Neonatal morbidity in early-onset fetal growth restriction with and without anticoagulant therapy.

Abstract

Background: The study aims to evaluate the effectiveness of low molecular weight heparin (LMWH) in reducing neonatal morbidity in pregnancies with early-onset fetal growth restriction (FGR).

Methods: A phase III, multicenter, triple-blind, parallel-arm randomized clinical trial conducted in two university hospitals in Spain. Singleton pregnancies with early-onset placental FGR (20 + 0-31 + 6 weeks at diagnosis) were randomized to receive bemiparin (3500 IU/0.2 mL/day) or placebo from diagnosis to delivery. The primary neonatal outcome was morbidity up to hospital discharge, assessed using the Morbidity Assessment Index for Newborns (MAIN) score. Analyses followed an intention-to-treat approach.

Results: Fifty patients were randomized (25 per arm), with 49 included in the final analysis (23 LMWH, 26 placebo). Median gestational ages at inclusion were 28.7 weeks (LMWH) and 28.4 weeks (placebo). No significant differences were observed in MAIN scores between groups (171.5 vs. 290; p = 0.887; adjusted median difference 139.1 [95% CI -88.4 to 319.8]). NICU stay lengths were also similar (9 vs. 6.5 days; p = 0.738; adjusted median difference 1.08 [95% CI -0.74 to 13.4]).

Conclusion: Prophylactic LMWH started at diagnosis of early-onset FGR does not decrease neonatal morbidity or NICU stay duration.

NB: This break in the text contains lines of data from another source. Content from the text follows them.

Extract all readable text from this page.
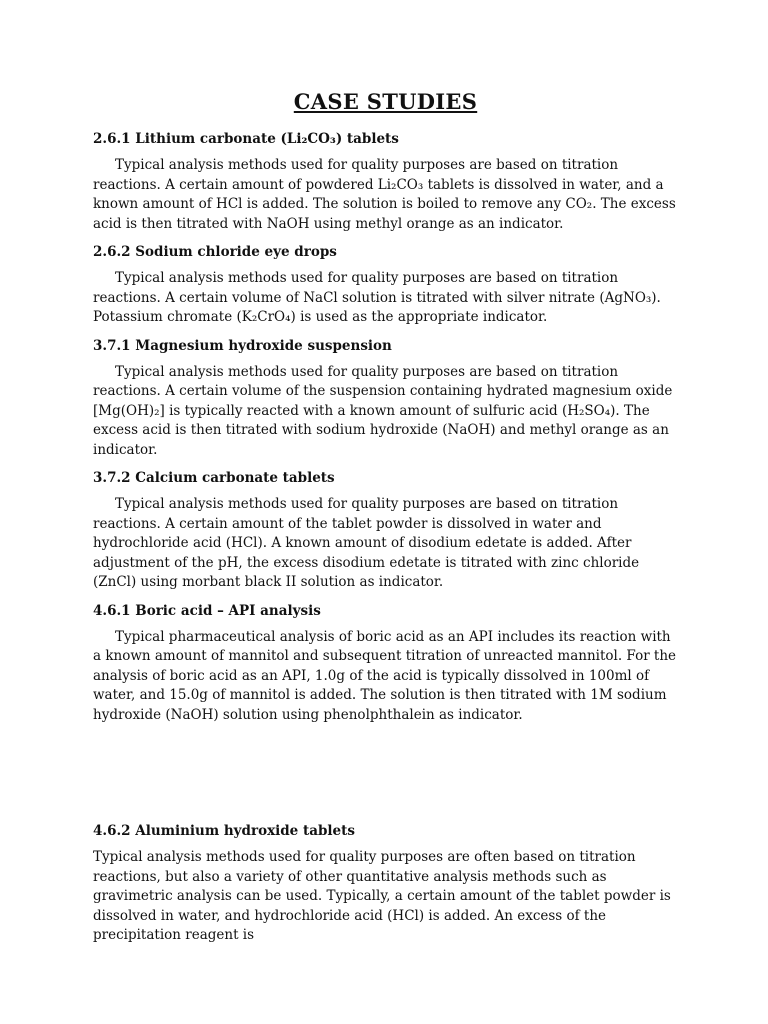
CASE STUDIES
2.6.1 Lithium carbonate (Li₂CO₃) tablets

Typical analysis methods used for quality purposes are based on titration reactions. A certain amount of powdered Li₂CO₃ tablets is dissolved in water, and a known amount of HCl is added. The solution is boiled to remove any CO₂. The excess acid is then titrated with NaOH using methyl orange as an indicator.

2.6.2 Sodium chloride eye drops

Typical analysis methods used for quality purposes are based on titration reactions. A certain volume of NaCl solution is titrated with silver nitrate (AgNO₃). Potassium chromate (K₂CrO₄) is used as the appropriate indicator.

3.7.1 Magnesium hydroxide suspension

Typical analysis methods used for quality purposes are based on titration reactions. A certain volume of the suspension containing hydrated magnesium oxide [Mg(OH)₂] is typically reacted with a known amount of sulfuric acid (H₂SO₄). The excess acid is then titrated with sodium hydroxide (NaOH) and methyl orange as an indicator.

3.7.2 Calcium carbonate tablets

Typical analysis methods used for quality purposes are based on titration reactions. A certain amount of the tablet powder is dissolved in water and hydrochloride acid (HCl). A known amount of disodium edetate is added. After adjustment of the pH, the excess disodium edetate is titrated with zinc chloride (ZnCl) using morbant black II solution as indicator.

4.6.1 Boric acid – API analysis

Typical pharmaceutical analysis of boric acid as an API includes its reaction with a known amount of mannitol and subsequent titration of unreacted mannitol. For the analysis of boric acid as an API, 1.0g of the acid is typically dissolved in 100ml of water, and 15.0g of mannitol is added. The solution is then titrated with 1M sodium hydroxide (NaOH) solution using phenolphthalein as indicator.

4.6.2 Aluminium hydroxide tablets

Typical analysis methods used for quality purposes are often based on titration reactions, but also a variety of other quantitative analysis methods such as gravimetric analysis can be used. Typically, a certain amount of the tablet powder is dissolved in water, and hydrochloride acid (HCl) is added. An excess of the precipitation reagent is
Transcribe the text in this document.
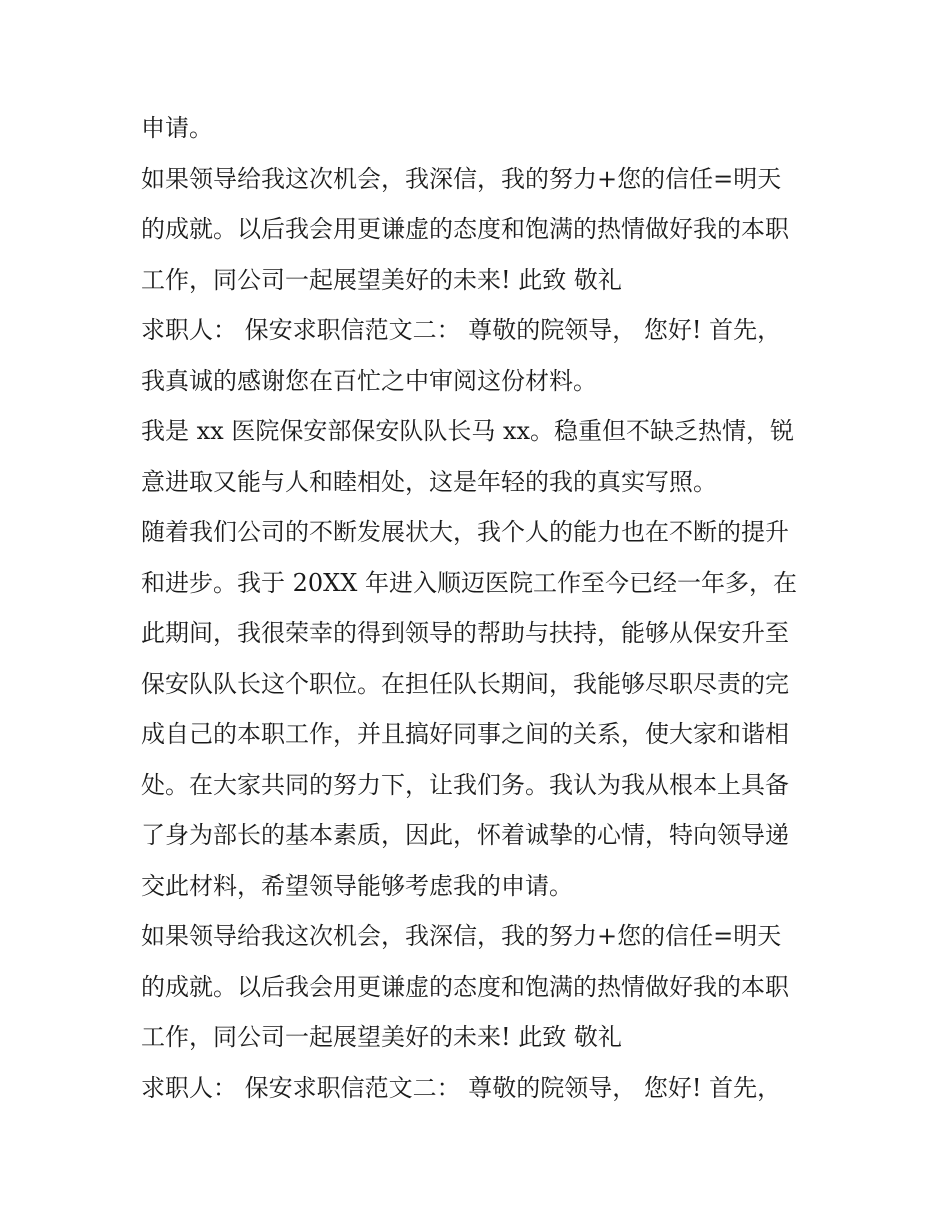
申请。
如果领导给我这次机会，我深信，我的努力+您的信任=明天
的成就。以后我会用更谦虚的态度和饱满的热情做好我的本职
工作，同公司一起展望美好的未来! 此致 敬礼
求职人： 保安求职信范文二： 尊敬的院领导， 您好! 首先，
我真诚的感谢您在百忙之中审阅这份材料。
我是 xx 医院保安部保安队队长马 xx。稳重但不缺乏热情，锐
意进取又能与人和睦相处，这是年轻的我的真实写照。
随着我们公司的不断发展状大，我个人的能力也在不断的提升
和进步。我于 20XX 年进入顺迈医院工作至今已经一年多，在
此期间，我很荣幸的得到领导的帮助与扶持，能够从保安升至
保安队队长这个职位。在担任队长期间，我能够尽职尽责的完
成自己的本职工作，并且搞好同事之间的关系，使大家和谐相
处。在大家共同的努力下，让我们务。我认为我从根本上具备
了身为部长的基本素质，因此，怀着诚挚的心情，特向领导递
交此材料，希望领导能够考虑我的申请。
如果领导给我这次机会，我深信，我的努力+您的信任=明天
的成就。以后我会用更谦虚的态度和饱满的热情做好我的本职
工作，同公司一起展望美好的未来! 此致 敬礼
求职人： 保安求职信范文二： 尊敬的院领导， 您好! 首先，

Impact: Prophylactic LMWH started at the diagnosis of early-onset FGR does not decrease neonatal morbidity or NICU stay duration. Its design is a randomized, triple-blind clinical trial, which provides high-quality evidence. LMWH is often prescribed during pregnancy for various indications, and in the absence of effective alternatives, it is increasingly used empirically in such cases. Our findings do not support its use for reducing perinatal morbidity or NICU admission duration.